Tuesday, June 10, 2008

On Oil Prices, the Dollar and Interest Rates

The Puppy Blender turned us one to an outstanding post about the fall of the dollar.
Higher rates cause the dollar to strengthen, but they also inevitably slow down the economy. On the other hand, lower interest rates are positive for the economy, but often not for the dollar.

Now, our economy has been strong for over five years and the dollar has fallen, more or less continuously during this economic upturn. Coincidence? No.
Read the whole thing. It's simple and straightforward. Well, except for the "strong economy" part. That's probably confusing to Obama supporters. But then, almost everything is confusing to Obama supporters. See also: Petraeus, Gen. David.

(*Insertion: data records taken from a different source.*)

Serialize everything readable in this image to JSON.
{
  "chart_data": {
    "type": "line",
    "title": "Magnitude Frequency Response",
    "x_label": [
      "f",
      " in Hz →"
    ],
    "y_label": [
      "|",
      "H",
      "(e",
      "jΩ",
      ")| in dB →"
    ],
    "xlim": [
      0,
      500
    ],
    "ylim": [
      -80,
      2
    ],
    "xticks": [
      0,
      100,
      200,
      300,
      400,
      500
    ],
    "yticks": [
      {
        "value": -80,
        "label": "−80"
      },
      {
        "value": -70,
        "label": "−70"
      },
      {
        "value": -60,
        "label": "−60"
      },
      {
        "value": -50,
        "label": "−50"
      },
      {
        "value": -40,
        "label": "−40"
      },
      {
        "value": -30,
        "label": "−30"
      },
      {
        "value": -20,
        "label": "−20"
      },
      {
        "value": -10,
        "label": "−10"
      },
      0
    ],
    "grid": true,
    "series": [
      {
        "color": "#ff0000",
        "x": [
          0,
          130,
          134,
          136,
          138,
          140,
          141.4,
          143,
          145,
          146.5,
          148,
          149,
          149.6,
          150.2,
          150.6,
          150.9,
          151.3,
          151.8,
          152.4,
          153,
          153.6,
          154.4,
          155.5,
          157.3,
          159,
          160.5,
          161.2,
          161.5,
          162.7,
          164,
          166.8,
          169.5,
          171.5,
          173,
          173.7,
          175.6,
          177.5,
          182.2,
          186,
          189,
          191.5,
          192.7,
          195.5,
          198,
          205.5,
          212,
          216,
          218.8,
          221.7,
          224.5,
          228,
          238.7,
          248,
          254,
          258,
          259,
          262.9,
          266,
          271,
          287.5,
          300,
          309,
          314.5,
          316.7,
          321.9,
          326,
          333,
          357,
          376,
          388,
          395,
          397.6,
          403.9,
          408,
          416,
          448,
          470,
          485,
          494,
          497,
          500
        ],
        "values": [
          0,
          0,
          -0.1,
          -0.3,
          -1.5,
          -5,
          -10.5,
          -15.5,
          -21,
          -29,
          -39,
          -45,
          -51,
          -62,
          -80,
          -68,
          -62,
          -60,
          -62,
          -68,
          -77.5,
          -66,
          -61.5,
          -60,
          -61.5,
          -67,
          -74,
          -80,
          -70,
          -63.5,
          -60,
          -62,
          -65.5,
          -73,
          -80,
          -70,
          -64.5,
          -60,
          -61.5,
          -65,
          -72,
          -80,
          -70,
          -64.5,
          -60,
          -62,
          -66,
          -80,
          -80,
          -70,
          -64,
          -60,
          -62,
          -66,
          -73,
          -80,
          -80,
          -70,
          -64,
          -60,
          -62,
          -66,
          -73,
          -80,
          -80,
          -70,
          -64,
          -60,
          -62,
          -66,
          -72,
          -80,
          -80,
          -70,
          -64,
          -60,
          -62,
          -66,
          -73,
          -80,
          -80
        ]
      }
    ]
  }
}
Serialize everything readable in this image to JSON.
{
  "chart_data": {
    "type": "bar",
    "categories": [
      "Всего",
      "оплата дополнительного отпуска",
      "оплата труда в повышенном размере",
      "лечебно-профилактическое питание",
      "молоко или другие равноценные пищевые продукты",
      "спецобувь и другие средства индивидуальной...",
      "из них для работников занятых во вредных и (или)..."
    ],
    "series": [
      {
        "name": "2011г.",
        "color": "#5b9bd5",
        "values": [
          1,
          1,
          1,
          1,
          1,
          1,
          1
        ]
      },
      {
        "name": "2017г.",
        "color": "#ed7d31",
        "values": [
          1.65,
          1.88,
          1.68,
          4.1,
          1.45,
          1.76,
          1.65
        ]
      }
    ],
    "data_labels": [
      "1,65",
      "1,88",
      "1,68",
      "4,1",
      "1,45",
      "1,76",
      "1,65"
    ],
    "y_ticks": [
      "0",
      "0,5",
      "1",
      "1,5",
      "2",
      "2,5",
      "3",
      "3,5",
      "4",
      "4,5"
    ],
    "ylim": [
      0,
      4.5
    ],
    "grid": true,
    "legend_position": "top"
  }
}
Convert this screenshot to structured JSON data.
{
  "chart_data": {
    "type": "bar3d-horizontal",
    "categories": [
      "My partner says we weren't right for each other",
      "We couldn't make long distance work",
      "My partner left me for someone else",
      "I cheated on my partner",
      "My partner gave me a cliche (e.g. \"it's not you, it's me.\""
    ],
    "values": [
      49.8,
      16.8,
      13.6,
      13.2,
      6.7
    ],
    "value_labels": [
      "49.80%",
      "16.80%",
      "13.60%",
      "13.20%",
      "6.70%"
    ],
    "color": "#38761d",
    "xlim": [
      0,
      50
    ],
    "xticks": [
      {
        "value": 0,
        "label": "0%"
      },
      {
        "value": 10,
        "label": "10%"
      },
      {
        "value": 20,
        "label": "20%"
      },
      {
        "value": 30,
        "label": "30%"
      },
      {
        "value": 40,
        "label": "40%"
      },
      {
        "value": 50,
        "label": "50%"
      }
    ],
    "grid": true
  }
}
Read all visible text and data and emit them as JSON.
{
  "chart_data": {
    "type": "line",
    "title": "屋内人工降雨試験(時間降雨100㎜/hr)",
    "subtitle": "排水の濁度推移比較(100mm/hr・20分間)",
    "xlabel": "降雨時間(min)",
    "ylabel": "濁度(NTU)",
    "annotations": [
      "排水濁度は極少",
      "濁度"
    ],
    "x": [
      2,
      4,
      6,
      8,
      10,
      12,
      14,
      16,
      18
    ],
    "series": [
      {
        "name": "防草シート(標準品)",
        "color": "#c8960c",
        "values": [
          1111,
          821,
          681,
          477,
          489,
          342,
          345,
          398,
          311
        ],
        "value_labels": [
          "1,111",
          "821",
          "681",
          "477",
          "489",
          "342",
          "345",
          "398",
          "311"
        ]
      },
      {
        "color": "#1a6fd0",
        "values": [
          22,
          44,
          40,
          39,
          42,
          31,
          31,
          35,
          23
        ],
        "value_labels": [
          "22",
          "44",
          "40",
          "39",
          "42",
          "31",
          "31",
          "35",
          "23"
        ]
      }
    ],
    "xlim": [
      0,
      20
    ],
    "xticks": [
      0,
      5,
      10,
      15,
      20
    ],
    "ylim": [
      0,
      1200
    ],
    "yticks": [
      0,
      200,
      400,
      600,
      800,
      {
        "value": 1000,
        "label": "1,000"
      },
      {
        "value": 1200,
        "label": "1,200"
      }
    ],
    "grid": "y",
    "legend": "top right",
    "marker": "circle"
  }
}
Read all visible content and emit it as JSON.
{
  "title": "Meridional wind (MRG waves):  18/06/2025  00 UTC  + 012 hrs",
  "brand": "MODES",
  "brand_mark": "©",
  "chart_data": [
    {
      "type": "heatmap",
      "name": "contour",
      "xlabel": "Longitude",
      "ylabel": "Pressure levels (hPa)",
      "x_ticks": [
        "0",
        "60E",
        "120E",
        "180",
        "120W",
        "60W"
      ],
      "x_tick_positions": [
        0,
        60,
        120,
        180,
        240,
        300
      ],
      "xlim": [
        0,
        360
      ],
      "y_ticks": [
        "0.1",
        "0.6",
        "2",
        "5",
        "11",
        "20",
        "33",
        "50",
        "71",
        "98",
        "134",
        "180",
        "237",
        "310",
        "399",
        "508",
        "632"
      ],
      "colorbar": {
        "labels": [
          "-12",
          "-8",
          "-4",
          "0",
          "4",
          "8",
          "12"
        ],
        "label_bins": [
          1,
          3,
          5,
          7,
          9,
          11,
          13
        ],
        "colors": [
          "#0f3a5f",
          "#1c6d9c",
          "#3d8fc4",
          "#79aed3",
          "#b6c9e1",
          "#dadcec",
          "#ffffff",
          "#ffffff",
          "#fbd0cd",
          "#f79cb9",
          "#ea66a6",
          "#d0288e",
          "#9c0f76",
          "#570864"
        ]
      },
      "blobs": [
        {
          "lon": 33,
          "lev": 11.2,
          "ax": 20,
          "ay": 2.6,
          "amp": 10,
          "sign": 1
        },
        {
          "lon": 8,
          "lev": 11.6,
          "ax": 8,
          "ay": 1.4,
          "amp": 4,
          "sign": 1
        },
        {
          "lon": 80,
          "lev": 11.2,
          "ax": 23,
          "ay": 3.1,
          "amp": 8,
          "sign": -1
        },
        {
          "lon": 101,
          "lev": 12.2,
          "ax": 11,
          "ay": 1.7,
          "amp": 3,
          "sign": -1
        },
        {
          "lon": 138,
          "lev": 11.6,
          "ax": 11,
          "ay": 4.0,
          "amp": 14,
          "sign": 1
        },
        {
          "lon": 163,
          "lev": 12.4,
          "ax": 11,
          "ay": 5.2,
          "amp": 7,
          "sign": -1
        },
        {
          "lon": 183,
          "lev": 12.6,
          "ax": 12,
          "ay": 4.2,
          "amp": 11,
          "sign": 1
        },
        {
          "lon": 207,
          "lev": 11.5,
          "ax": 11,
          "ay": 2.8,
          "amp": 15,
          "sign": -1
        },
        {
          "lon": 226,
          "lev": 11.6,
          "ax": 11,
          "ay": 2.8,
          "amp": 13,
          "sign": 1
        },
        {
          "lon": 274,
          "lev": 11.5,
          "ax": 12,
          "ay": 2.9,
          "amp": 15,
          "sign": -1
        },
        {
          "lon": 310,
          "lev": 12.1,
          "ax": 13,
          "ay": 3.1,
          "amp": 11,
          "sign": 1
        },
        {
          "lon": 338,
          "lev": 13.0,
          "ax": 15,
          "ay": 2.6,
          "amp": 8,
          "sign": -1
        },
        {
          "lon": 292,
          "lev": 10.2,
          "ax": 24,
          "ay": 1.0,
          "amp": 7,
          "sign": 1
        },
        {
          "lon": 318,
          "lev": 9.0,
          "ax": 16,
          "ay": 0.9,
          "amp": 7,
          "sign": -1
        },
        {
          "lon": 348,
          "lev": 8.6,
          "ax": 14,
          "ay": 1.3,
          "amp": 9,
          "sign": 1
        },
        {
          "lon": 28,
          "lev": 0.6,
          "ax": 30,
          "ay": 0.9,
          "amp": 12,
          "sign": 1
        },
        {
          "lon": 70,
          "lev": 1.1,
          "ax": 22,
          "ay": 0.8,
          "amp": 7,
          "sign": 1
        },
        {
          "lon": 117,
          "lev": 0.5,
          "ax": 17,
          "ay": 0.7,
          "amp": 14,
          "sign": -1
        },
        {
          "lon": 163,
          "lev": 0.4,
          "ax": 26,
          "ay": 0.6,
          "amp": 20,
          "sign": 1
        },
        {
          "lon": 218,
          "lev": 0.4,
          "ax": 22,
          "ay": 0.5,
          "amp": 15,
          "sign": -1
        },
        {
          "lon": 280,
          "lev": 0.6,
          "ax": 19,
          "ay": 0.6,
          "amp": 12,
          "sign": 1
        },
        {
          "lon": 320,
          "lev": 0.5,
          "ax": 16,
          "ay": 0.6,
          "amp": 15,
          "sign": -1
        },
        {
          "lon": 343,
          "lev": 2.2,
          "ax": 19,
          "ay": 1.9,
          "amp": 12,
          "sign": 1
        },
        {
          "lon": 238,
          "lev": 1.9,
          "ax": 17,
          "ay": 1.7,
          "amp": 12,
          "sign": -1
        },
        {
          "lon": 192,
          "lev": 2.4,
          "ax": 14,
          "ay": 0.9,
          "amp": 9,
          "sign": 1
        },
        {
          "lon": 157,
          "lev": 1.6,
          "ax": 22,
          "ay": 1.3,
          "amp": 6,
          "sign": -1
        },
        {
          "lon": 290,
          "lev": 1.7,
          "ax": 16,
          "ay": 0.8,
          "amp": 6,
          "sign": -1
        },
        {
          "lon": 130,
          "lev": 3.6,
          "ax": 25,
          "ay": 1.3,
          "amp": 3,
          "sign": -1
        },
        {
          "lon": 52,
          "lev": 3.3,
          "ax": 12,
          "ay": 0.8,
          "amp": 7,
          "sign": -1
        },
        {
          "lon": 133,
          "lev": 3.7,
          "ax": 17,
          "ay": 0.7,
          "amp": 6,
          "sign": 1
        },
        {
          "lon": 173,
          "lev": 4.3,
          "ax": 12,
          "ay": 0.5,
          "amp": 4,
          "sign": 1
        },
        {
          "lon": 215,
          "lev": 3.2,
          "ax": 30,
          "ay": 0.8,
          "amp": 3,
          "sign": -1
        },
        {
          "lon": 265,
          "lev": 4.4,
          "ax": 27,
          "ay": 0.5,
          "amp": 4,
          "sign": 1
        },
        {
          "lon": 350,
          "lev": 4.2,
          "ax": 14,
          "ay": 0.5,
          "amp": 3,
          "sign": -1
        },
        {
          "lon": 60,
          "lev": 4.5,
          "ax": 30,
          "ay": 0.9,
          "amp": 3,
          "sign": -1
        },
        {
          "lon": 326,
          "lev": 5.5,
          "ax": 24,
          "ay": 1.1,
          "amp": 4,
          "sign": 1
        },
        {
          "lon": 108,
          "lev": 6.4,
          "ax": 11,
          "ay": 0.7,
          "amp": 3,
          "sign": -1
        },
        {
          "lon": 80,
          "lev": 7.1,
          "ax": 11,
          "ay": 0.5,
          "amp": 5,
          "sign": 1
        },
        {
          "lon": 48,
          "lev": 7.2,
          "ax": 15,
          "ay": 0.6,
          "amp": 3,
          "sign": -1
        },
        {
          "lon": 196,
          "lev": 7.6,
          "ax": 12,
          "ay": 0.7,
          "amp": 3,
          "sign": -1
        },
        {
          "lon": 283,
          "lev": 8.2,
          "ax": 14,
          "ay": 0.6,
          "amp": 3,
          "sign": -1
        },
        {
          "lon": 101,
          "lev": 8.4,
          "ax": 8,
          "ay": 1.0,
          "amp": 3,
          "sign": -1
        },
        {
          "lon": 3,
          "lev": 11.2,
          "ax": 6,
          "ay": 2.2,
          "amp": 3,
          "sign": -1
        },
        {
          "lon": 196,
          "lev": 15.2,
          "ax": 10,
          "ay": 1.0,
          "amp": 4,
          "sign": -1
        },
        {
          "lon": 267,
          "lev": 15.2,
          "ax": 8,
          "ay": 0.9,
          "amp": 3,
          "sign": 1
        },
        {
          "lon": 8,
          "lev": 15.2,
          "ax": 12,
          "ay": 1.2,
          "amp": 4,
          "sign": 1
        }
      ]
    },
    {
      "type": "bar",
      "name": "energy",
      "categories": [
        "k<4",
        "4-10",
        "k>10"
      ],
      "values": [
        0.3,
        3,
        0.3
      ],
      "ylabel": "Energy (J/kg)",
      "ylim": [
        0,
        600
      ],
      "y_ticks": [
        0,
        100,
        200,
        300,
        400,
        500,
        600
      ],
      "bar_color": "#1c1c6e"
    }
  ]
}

Since oil prices are denominated in dollars, much of the rise in the price of oil is due to the weakness of the dollar which is, in turn, due to low interest rates. Now that you know this, I'm sure you'll take the proper steps. Blame Bush.

2 comments:

Kelly the little black dog said...

Great blog. He makes a good argument for a steady increase, but I still think something else is superimposing on top of this to give us the recent spikes.

K T Cat said...

Kelly, you had the rest of the puzzle in your excellent blog post about China and India subsidizing gasoline for their citizens.